I spend time just walking — through neighbourhoods, parks, and side streets — eating ramen, grabbing coffee, and learning how the train system works. These days are about contrast: old versus new, quiet versus overwhelming. By the end of day three, Tokyo already feels familiar.
By Train to Nagano
From Tokyo, I take the train into the mountains. The scenery slowly changes, buildings make way for forests, and the pace drops. Nagano feels calmer immediately.
Day 1 – Nagano City
I spend the day exploring Nagano itself, visiting the impressive Zenko-ji Temple and walking through the city. It’s a good place to slow down, eat well, and reset after Tokyo. Dinner is simple and local — soba or sushi — nothing flashy, just good food.
Day 2 – Car Rental & The Mountains
On the second day, I rent a car. This is one of the highlights of the entire trip. Driving through the mountains feels freeing, with endless views, small villages, and fresh air. I visit Jigokudani Monkey Park, where the famous snow monkeys live. Seeing them up close, especially in a natural setting, is unforgettable.
Kyoto – 2 Nights
After the mountains, I head back to the train and travel south to Kyoto. The transition from nature to history feels seamless.
Kyoto is all about tradition. Over two nights, I visit places like Fushimi Inari with its endless torii gates, stroll through bamboo forests in Arashiyama, and walk through old streets like Ninenzaka and Sannenzaka. In the evenings, I eat in traditional restaurants in the old districts, surrounded by wooden buildings and lantern light. Kyoto feels quiet, elegant, and deeply rooted in the past.

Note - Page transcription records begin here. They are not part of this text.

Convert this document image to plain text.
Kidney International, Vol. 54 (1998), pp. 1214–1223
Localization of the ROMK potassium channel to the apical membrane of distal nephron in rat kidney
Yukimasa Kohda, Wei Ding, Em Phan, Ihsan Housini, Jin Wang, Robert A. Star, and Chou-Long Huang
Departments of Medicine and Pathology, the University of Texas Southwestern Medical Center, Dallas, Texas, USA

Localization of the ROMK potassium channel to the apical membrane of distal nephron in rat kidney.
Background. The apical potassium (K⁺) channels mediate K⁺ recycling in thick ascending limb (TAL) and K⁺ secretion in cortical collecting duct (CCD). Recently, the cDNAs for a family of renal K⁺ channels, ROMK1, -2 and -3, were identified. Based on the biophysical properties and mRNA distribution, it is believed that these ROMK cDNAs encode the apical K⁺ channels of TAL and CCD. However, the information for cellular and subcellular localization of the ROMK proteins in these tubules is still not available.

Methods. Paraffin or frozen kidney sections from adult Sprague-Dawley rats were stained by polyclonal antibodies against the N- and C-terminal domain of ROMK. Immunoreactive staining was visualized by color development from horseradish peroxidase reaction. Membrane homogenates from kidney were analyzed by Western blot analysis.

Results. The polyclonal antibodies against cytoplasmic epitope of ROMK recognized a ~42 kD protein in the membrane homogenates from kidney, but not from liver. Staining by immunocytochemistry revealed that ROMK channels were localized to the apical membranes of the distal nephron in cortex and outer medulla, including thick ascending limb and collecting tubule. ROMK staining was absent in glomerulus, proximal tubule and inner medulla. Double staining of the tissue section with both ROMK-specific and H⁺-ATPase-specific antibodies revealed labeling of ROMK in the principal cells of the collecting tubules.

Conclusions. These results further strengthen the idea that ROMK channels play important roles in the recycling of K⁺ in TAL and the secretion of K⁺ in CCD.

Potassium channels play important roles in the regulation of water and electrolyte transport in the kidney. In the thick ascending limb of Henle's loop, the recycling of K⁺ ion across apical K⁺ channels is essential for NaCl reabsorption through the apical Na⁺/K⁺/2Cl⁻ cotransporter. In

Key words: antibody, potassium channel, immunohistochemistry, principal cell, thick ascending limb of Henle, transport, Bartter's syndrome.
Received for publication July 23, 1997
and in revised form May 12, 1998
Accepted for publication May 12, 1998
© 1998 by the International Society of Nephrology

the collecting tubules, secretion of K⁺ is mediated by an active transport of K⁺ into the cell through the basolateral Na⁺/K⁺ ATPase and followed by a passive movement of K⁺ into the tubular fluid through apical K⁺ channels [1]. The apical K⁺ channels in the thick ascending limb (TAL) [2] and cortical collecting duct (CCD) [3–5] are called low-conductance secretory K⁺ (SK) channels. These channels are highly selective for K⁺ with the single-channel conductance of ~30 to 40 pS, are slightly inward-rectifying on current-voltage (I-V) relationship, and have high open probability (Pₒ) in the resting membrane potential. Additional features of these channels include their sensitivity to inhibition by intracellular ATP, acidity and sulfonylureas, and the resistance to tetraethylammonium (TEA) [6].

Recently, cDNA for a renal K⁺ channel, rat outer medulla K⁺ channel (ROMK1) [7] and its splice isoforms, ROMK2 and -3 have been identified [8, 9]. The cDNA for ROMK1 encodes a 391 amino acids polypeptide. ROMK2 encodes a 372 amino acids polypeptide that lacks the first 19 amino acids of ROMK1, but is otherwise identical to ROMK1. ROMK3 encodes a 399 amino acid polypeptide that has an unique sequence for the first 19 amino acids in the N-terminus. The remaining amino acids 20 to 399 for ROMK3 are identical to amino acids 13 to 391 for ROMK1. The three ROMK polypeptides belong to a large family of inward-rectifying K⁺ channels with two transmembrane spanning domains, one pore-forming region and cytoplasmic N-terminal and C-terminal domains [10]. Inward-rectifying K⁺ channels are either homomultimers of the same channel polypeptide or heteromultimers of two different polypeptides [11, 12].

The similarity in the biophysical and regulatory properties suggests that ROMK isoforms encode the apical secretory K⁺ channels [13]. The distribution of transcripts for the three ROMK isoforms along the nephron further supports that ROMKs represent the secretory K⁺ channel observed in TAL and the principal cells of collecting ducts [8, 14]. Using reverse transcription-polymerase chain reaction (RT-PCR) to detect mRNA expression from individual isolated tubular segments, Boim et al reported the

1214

Hiroshima Peace Memorial Museum
The Hiroshima Peace Memorial Museum provides context and depth to everything you see outside. The museum is emotionally intense, but incredibly important. It focuses on the human impact of the bombing rather than military strategy.

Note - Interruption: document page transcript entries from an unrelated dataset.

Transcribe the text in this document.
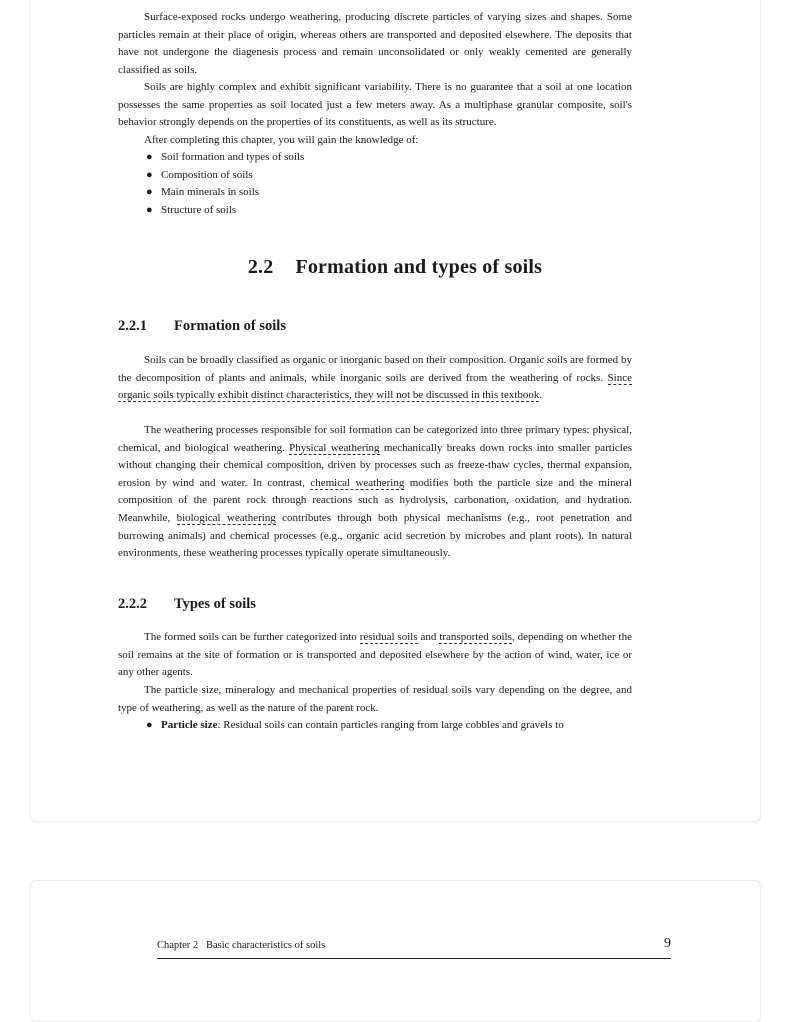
Surface-exposed rocks undergo weathering, producing discrete particles of varying sizes and shapes. Some particles remain at their place of origin, whereas others are transported and deposited elsewhere. The deposits that have not undergone the diagenesis process and remain unconsolidated or only weakly cemented are generally classified as soils.

Soils are highly complex and exhibit significant variability. There is no guarantee that a soil at one location possesses the same properties as soil located just a few meters away. As a multiphase granular composite, soil's behavior strongly depends on the properties of its constituents, as well as its structure.

After completing this chapter, you will gain the knowledge of:

● Soil formation and types of soils
● Composition of soils
● Main minerals in soils
● Structure of soils
2.2 Formation and types of soils
2.2.1 Formation of soils

Soils can be broadly classified as organic or inorganic based on their composition. Organic soils are formed by the decomposition of plants and animals, while inorganic soils are derived from the weathering of rocks. Since organic soils typically exhibit distinct characteristics, they will not be discussed in this textbook.

The weathering processes responsible for soil formation can be categorized into three primary types: physical, chemical, and biological weathering. Physical weathering mechanically breaks down rocks into smaller particles without changing their chemical composition, driven by processes such as freeze-thaw cycles, thermal expansion, erosion by wind and water. In contrast, chemical weathering modifies both the particle size and the mineral composition of the parent rock through reactions such as hydrolysis, carbonation, oxidation, and hydration. Meanwhile, biological weathering contributes through both physical mechanisms (e.g., root penetration and burrowing animals) and chemical processes (e.g., organic acid secretion by microbes and plant roots). In natural environments, these weathering processes typically operate simultaneously.

2.2.2 Types of soils

The formed soils can be further categorized into residual soils and transported soils, depending on whether the soil remains at the site of formation or is transported and deposited elsewhere by the action of wind, water, ice or any other agents.

The particle size, mineralogy and mechanical properties of residual soils vary depending on the degree, and type of weathering, as well as the nature of the parent rock.

● Particle size: Residual soils can contain particles ranging from large cobbles and gravels to
Chapter 2   Basic characteristics of soils	9
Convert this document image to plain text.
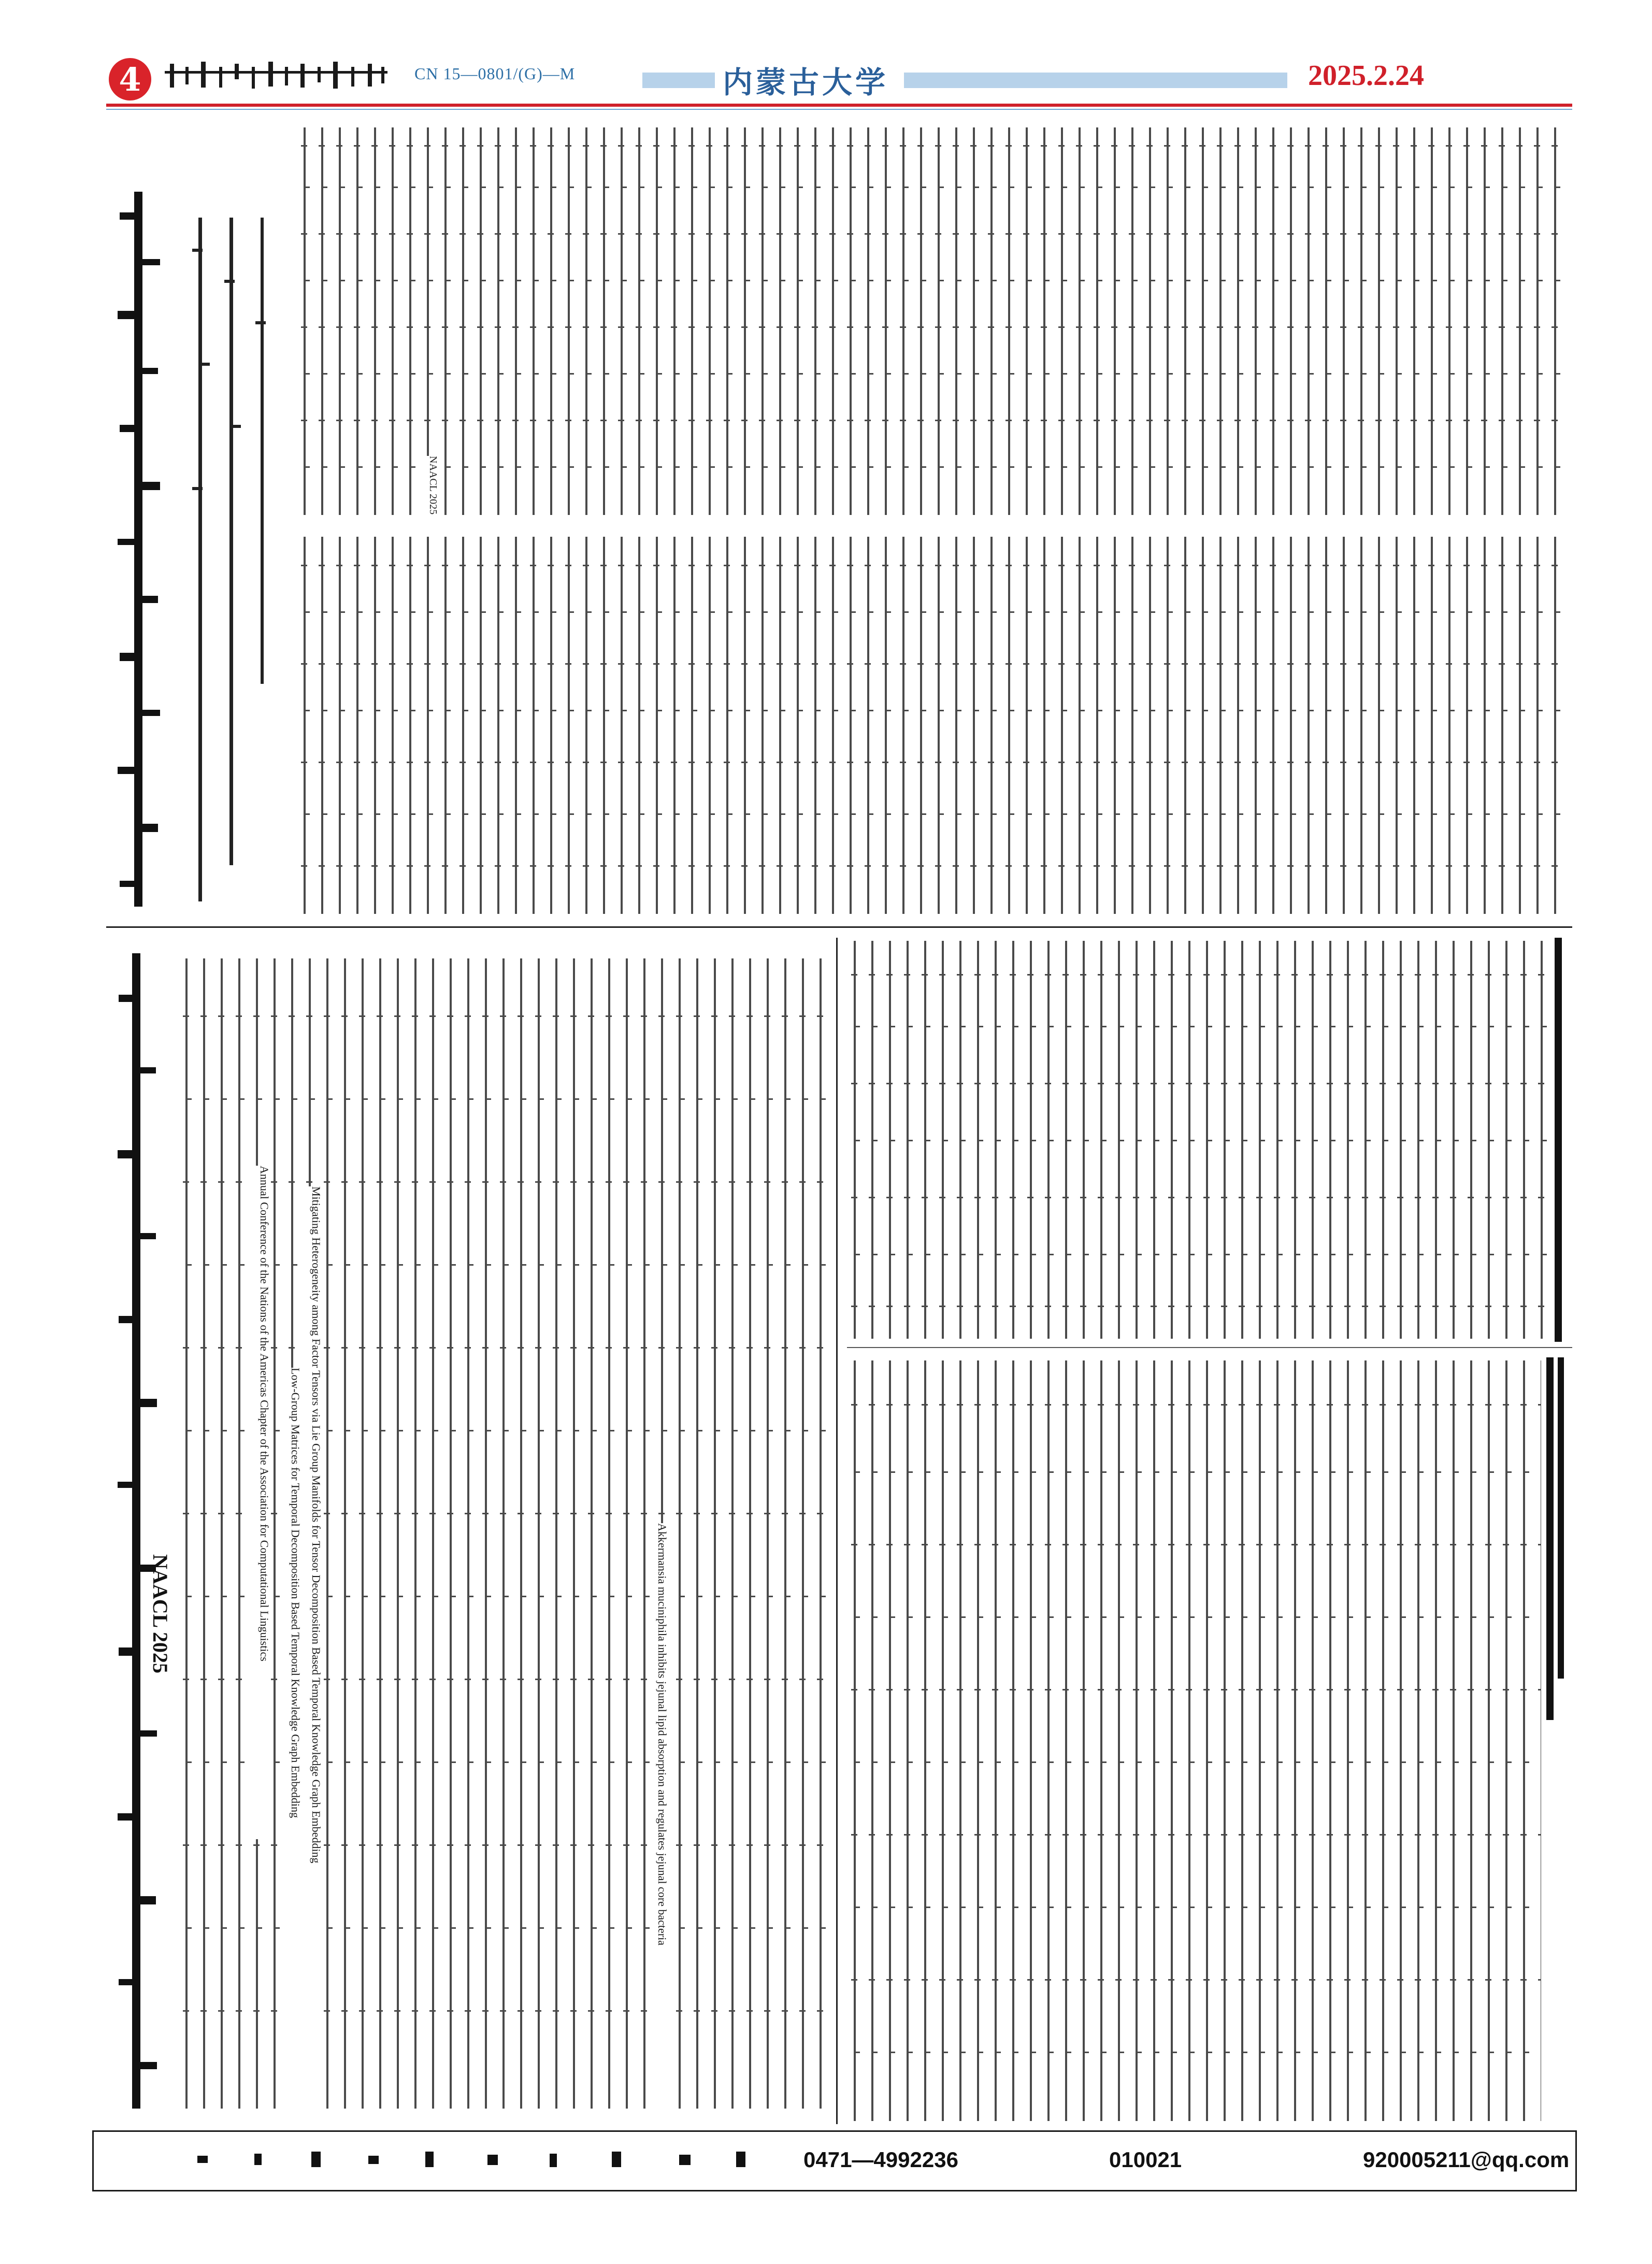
4	CN 15—0801/(G)—M	内蒙古大学	2025.2.24
NAACL 2025	Annual Conference of the Nations of the Americas Chapter of the Association for Computational Linguistics	Low-Group Matrices for Temporal Decomposition Based Temporal Knowledge Graph Embedding Mitigating Heterogeneity among Factor Tensors via Lie Group Manifolds for Tensor Decomposition Based Temporal Knowledge Graph Embedding	Akkermansia muciniphila inhibits jejunal lipid absorption and regulates jejunal core bacteria
NAACL 2025
0471—4992236	010021	920005211@qq.com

Personal stories, objects, photographs, and explanations guide you through the events before, during, and after the bombing. It’s not easy, but it’s necessary. Visiting this museum gives meaning to the rest of your time in Hiroshima.
Osaka – 2 Nights
From Kyoto, it’s a short train ride to Osaka — and the vibe changes immediately.

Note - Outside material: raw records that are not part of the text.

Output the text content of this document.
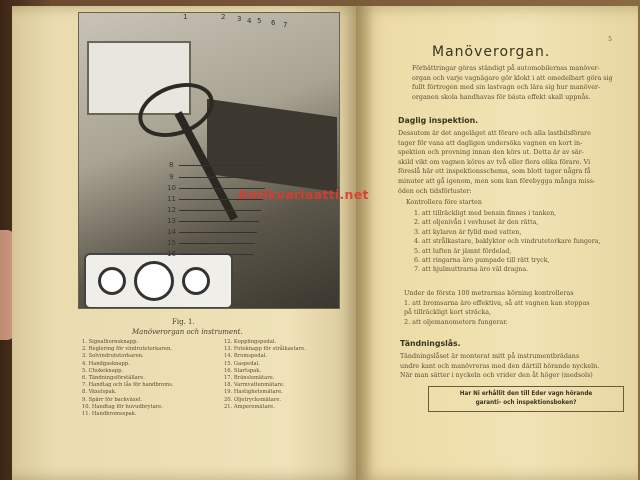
1	2 3 4 5 6 7
8
9
10
11
12
13
14
15
16
Fig. 1.
Manöverorgan och instrument.
1. Signalhornsknapp.
2. Reglering för vindrutetorkaren.
3. Solvindrutetorkaren.
4. Handgasknapp.
5. Chokeknapp.
6. Tändningsförställare.
7. Handtag och lås för handbroms.
8. Växelspak.
9. Spärr för backväxel.
10. Handtag för huvudbrytare.
11. Handbromsspak.
12. Kopplingspedal.
13. Fotoknapp för strålkastare.
14. Bromspedal.
15. Gaspedal.
16. Startspak.
17. Bränslemätare.
18. Varmvattenmätare.
19. Hastighetsmätare.
20. Oljetrycksmätare.
21. Amperemätare.
5
Manöverorgan.
Förbättringar göras ständigt på automobilernas manöver-
organ och varje vagnägare gör klokt i att omedelbart göra sig
fullt förtrogen med sin lastvagn och lära sig hur manöver-
organen skola handhavas för bästa effekt skall uppnås.
Daglig inspektion.
Dessutom är det angeläget att förare och alla lastbilsförare
tager för vana att dagligen undersöka vagnen en kort in-
spektion och provning innan den körs ut. Detta är av sär-
skild vikt om vagnen köres av två eller flera olika förare. Vi
föreslå här ett inspektionsschema, som blott tager några få
minuter att gå igenom, men som kan förebygga många miss-
öden och tidsförluster:
Kontrollera före starten
1. att tillräckligt med bensin finnes i tanken,
2. att oljenivån i vevhuset är den rätta,
3. att kylaren är fylld med vatten,
4. att strålkastare, baklyktor och vindrutetorkare fungera,
5. att luften är jämnt fördelad,
6. att ringarna äro pumpade till rätt tryck,
7. att hjulmuttrarna äro väl dragna.
Under de första 100 metrarnas körning kontrolleras
1. att bromsarna äro effektiva, så att vagnen kan stoppas
på tillräckligt kort sträcka,
2. att oljemanometern fungerar.
Tändningslås.
Tändningslåset är monterat mitt på instrumentbrädans
undre kant och manövreras med den därtill hörande nyckeln.
När man sätter i nyckeln och vrider den åt höger (medsols)
Har Ni erhållit den till Eder vagn hörande
garanti- och inspektionsboken?
Antikvariaatti.net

Osaka is lively, loud, and food-obsessed. I explore Dotonbori with its neon signs, eat takoyaki where it was born, try kushikatsu in Shinsekai, and end one evening singing karaoke. Osaka feels social and welcoming, a city that doesn’t take itself too seriously and just wants you to enjoy life.
Hiroshima – 1 Night
This stop is short but impactful. I visit the Peace Memorial Park and the Atomic Bomb Dome. It’s quiet, emotional, and important. Hiroshima isn’t about entertainment — it’s about reflection. One night is enough to feel the weight of its history.
Fukuoka – 1 Night
Fukuoka feels relaxed and youthful. I walk through the city, eat Hakata-style ramen, and sit at a yatai food stall in the evening, eating and drinking alongside locals. It’s the perfect place to unwind after the emotional stop in Hiroshima.
Tokyo – 2 Final Nights
Returning to Tokyo feels different now. I know my way around, I move with confidence, and I enjoy the city more slowly. These last days are for shopping, cafés, and revisiting favourite spots — or discovering new ones without pressure.
Departure
At the end of the journey, I head to Narita Airport, flying back to Amsterdam. Japan leaves me with the feeling that I’ve seen many sides of the country — cities, mountains, history, food, and daily life — all connected smoothly by train.